Technology

AI Language Models could aid in the Diagnosis of Schizophrenia

AI Language Models could aid in the Diagnosis of Schizophrenia

Artificial intelligence language models have the potential to aid in the diagnosis and management of a variety of mental health problems, including schizophrenia. Schizophrenia is a complex and difficult disorder to diagnose, and it frequently necessitates a mix of clinical interviews, medical history, and psychiatric evaluations.

Scientists at the University College London Institute of Neurology have created new tools based on AI language models that may identify tiny signs in the speech of individuals with schizophrenia. The study, published in PNAS, seeks to explore how automated language analysis may assist clinicians and scientists in diagnosing and assessing psychiatric illnesses.

Currently, mental diagnosis is nearly exclusively reliant on conversations with patients and people close to them, with blood tests and brain scans playing only a minor role. This lack of clarity, however, precludes a more comprehensive understanding of the causes of mental disease and the monitoring of treatment.

The researchers invited 26 participants with schizophrenia and 26 control participants to complete two verbal fluency tasks in which they were asked to name as many words as they could, either from the category “animals” or beginning with the letter “p,” in five minutes.

We are entering a very exciting time in neuroscience and mental health research. We are beginning to understand how meaning is created in the brain and how this may go wrong in psychiatric diseases by merging cutting-edge AI language models and brain scanning technology.

Dr Matthew Nour

The scientists utilized an AI language model that has been trained on enormous quantities of internet material to represent the meaning of words in a comparable fashion to humans to analyze the answers supplied by participants. They investigated whether the AI model could predict the phrases that people spontaneously recalled, and whether this predictability was impaired in patients with schizophrenia.

They discovered that the AI model predicted more answers given by control participants than those supplied by those with schizophrenia, and that this difference was greatest in patients with more severe symptoms.

The researchers believe that this difference is related to how the brain learns associations between memories and concepts and stores this knowledge in so-called “cognitive maps.” They find evidence for this notion in a second portion of the same study where the authors employed brain scanning to examine brain activity in areas of the brain involved in learning and storing these ‘cognitive maps’.

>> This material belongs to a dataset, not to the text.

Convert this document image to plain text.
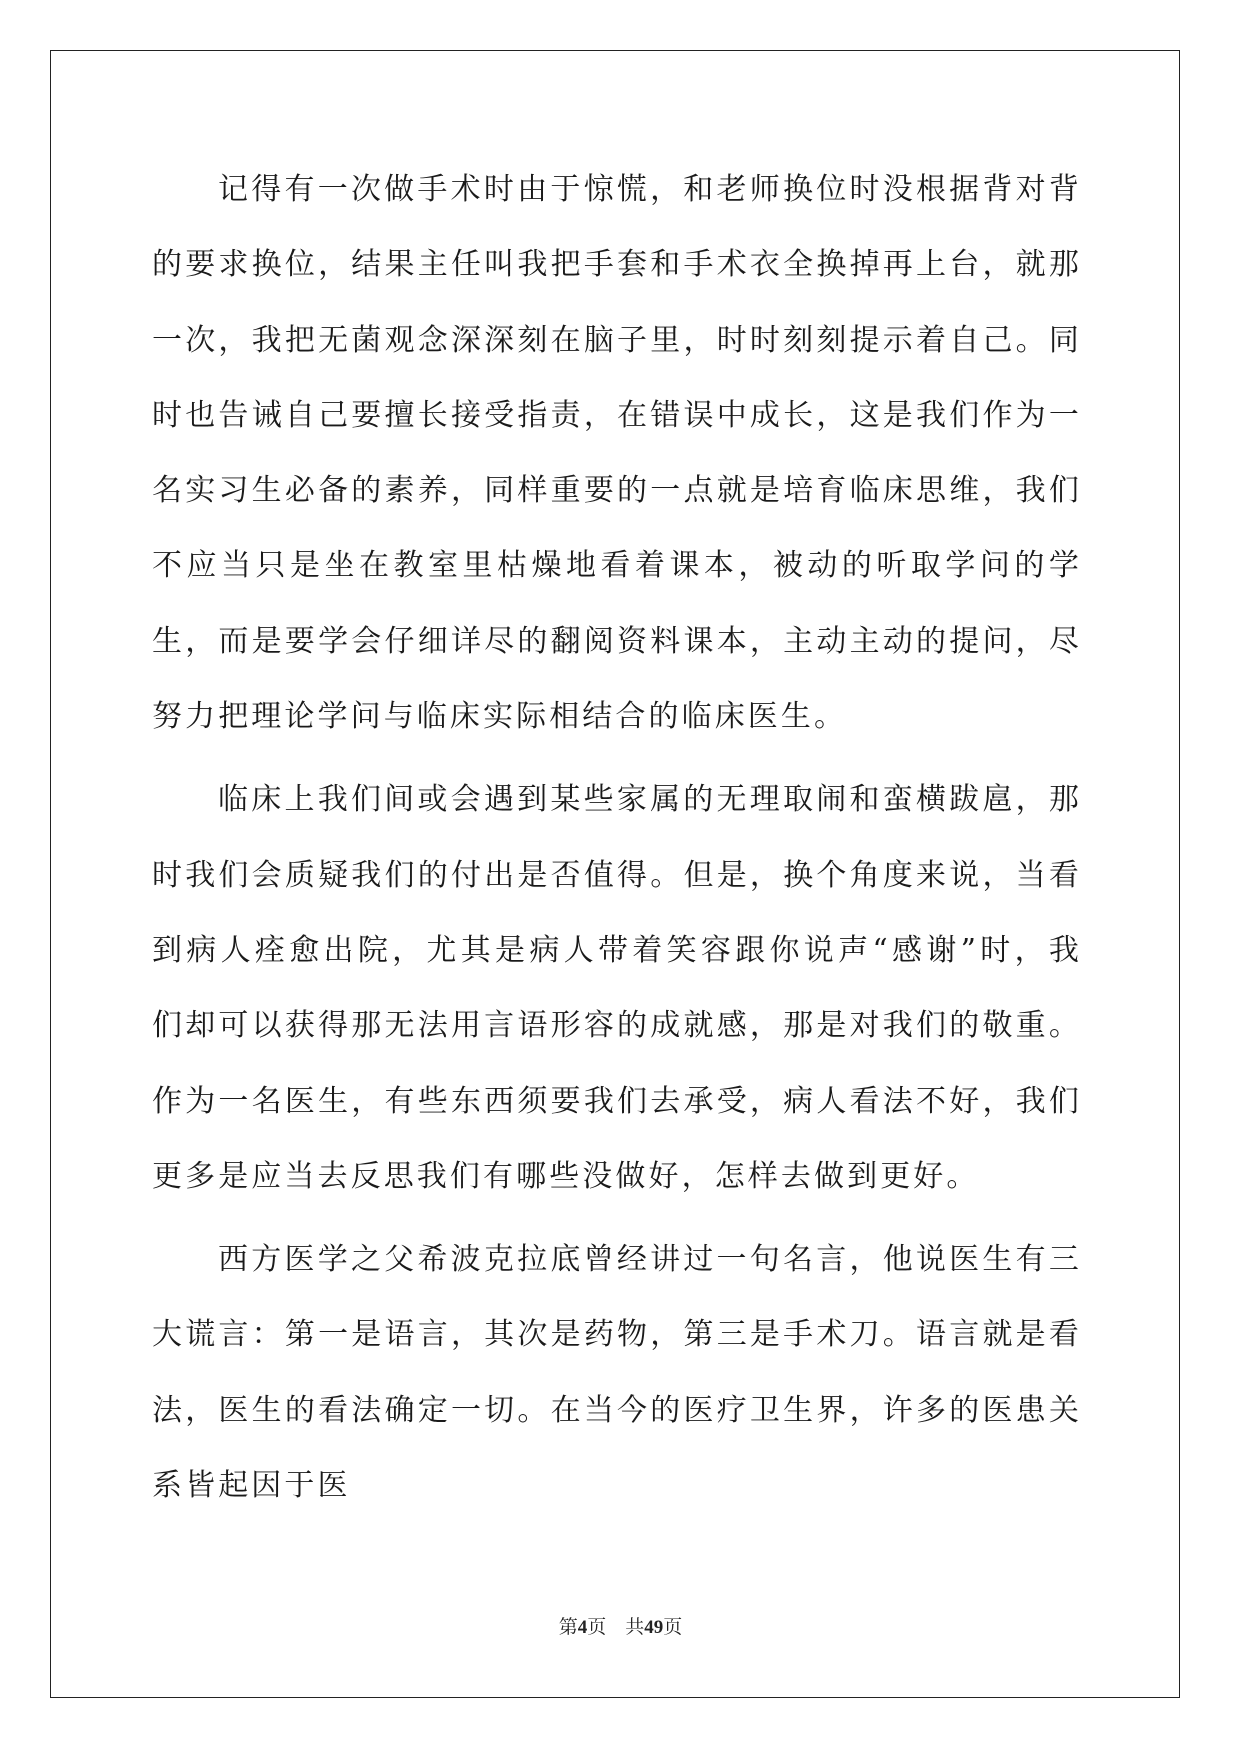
记得有一次做手术时由于惊慌，和老师换位时没根据背对背的要求换位，结果主任叫我把手套和手术衣全换掉再上台，就那一次，我把无菌观念深深刻在脑子里，时时刻刻提示着自己。同时也告诫自己要擅长接受指责，在错误中成长，这是我们作为一名实习生必备的素养，同样重要的一点就是培育临床思维，我们不应当只是坐在教室里枯燥地看着课本，被动的听取学问的学生，而是要学会仔细详尽的翻阅资料课本，主动主动的提问，尽努力把理论学问与临床实际相结合的临床医生。

临床上我们间或会遇到某些家属的无理取闹和蛮横跋扈，那时我们会质疑我们的付出是否值得。但是，换个角度来说，当看到病人痊愈出院，尤其是病人带着笑容跟你说声“感谢”时，我们却可以获得那无法用言语形容的成就感，那是对我们的敬重。作为一名医生，有些东西须要我们去承受，病人看法不好，我们更多是应当去反思我们有哪些没做好，怎样去做到更好。

西方医学之父希波克拉底曾经讲过一句名言，他说医生有三大谎言：第一是语言，其次是药物，第三是手术刀。语言就是看法，医生的看法确定一切。在当今的医疗卫生界，许多的医患关系皆起因于医

第4页 共49页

AI language models could help diagnose schizophrenia

Lead author, Dr Matthew Nour (UCL Queen Square Institute of Neurology and University of Oxford), said: “Until very recently, the automatic analysis of language has been out of reach of doctors and scientists. However, with the advent of artificial intelligence (AI) language models such as ChatGPT, this situation is changing.

“This work shows the potential of applying AI language models to psychiatry — a medical field intimately related to language and meaning.”

Schizophrenia is a devastating psychiatric condition that affects over 24 million individuals globally and over 685,000 people in the United Kingdom. Symptoms of the disease include hallucinations, delusions, muddled ideas, and behavioral changes, according to the NHS.

The researchers from UCL and Oxford intend to test this technique on a wider sample of patients in more diverse speech settings to see if it might be effective in the clinic.

“We are entering a very exciting time in neuroscience and mental health research,” stated Dr. Nour. We are beginning to understand how meaning is created in the brain and how this may go wrong in psychiatric diseases by merging cutting-edge AI language models and brain scanning technology. There is a lot of excitement about applying AI language models in medicine. If these technologies prove to be safe and durable, I expect them to be used in clinics within the next decade.”